Returning to Wales from London, where he had been a probation officer for three years, he became desperately ill with tuberculosis. He was admitted to the sanatorium at Talgarth in Breconshire where most of his fellow patients were silicotic colliers, many in the last stages of the terrible disease brought on by breathing the dust-laden air of the mines. The two years he spent in hospital as "a witness once more of Homo sapiens with his trousers down" were a dreadful but enriching experience. Almost blind and left for long periods in a semi-coma as a result of his resistance to streptomycin, he was sustained by the courage, humour and comradeship of the older men in his ward who "kept an eye on him", fed him with bacon from their own plates, placed bets on horses for him, read to him and helped to nurse him back to health.
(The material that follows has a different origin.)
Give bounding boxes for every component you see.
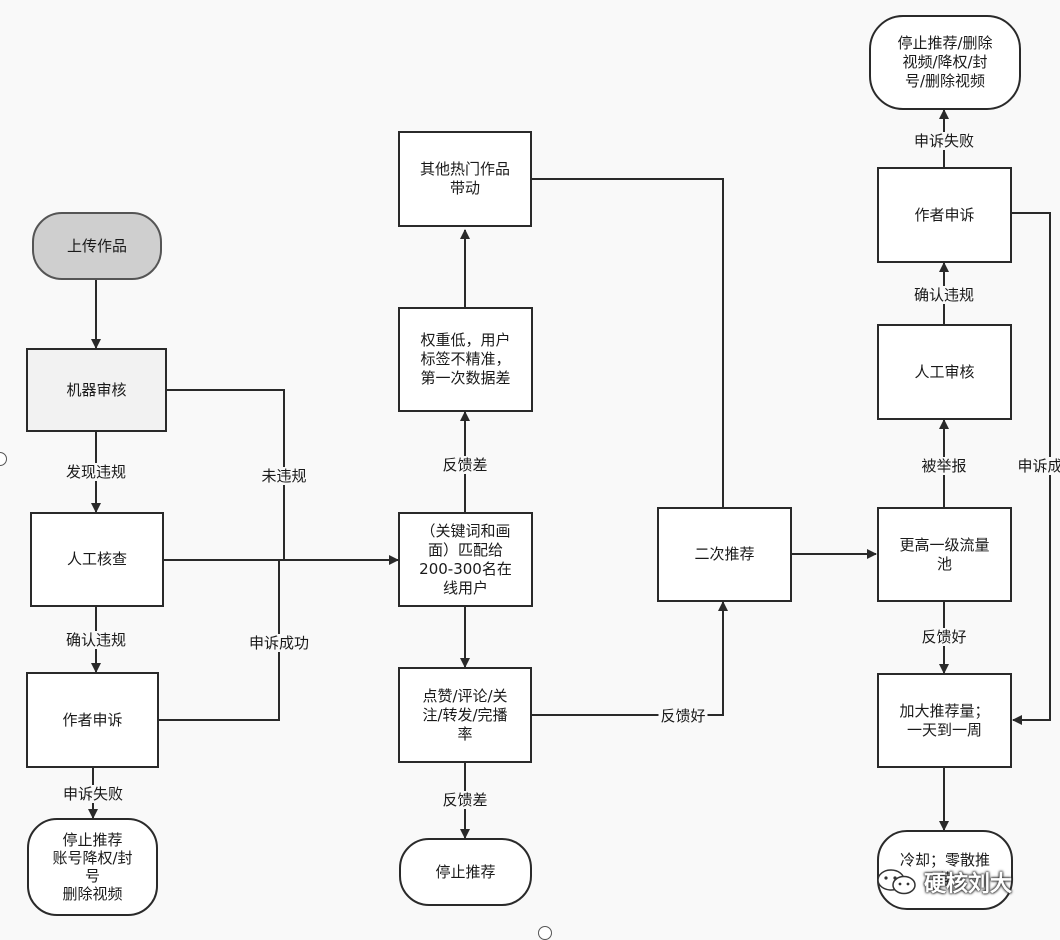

"More than anything," he wrote in an essay for the volume Artists in Wales in 1971,

I learned that we are not as different from each other as we would like to believe, and yet each of us is unique . . . In the last resort, our nationality, race or colour did not matter. We were up against it, all of us had complications of one kind of another, but we made our stand for as long as we could, and one or two of us survived. It was an experience I shall never regret, meat and drink to the writer, whose business it is to make sense of every experience, to shape it in the process, an eternal search for understanding and reasons, and I have been lucky ever since.

From 1957 to 1967 Richards taught English in Cardiff but was then able to become a full-time writer and settle in Mumbles; a seaside suburb of Swansea where his wife was a teacher. He earned his bread and butter by writing for television, including adaptations of Georges Simenon, W. Somerset Maugham and H.G. Wells, and for theatres in Leatherhead, Coventry and Nottingham, though seldom in Wales; his stage plays were published under the title Plays for Players in 1975.

From time to time he took up fellowships at universities in Wales and Australia, and was awarded a Japanese Foundation Fellowship in 1984. But his greatest achievement was in writing the short stories in Dai Country (1973) and The Former Miss Merthyr Tydfil (1976); his Selected Stories appeared in 1995. The most important of his novels are The Elephant You Gave Me (1963), The Rome Patch (1966), A Woman of Experience (1969) and Home to an Empty House (1974). He also edited two editions of The Penguin Book of Welsh Short Stories which were much admired for their quality and range.

A connoisseur of rugby, Richards published A Touch of Glory (1980) on the occasion of the centenary of the Welsh Rugby Union, and in 1984 a memoir of Carwyn James, the rugby-player and coach, a very different kind of Welshman, Welsh-speaking and a staunch member of Plaid Cymru, with whom he had a rare and unexpected affinity. Carwyn: a personal memoir reveals his view of Wales, Welsh nationality and the role usually attributed in defining it to the Welsh language, and this in a country where four- fifths of the population are not Welsh-speakers. Welsh had played no part in Richards's upbringing and he tended to bristle when claims were made for it as a badge of Welsh identity, especially in the context of appointments to BBC Wales, an institution against which he invariably fulminated.

His own Welshness was intense and unequivocal, the basis for some of his best writing, but for him it had less to do with language than with the qualities he associated with the industrial, proletarian communities of South Wales: loyalty to family and workmates, warm-heartedness, neighbourliness and compassion, a sense of humour in the face of adversity and the absence of deference on grounds of social class. "I am Welsh," he wrote definitively in 1971, "and the rest is propaganda."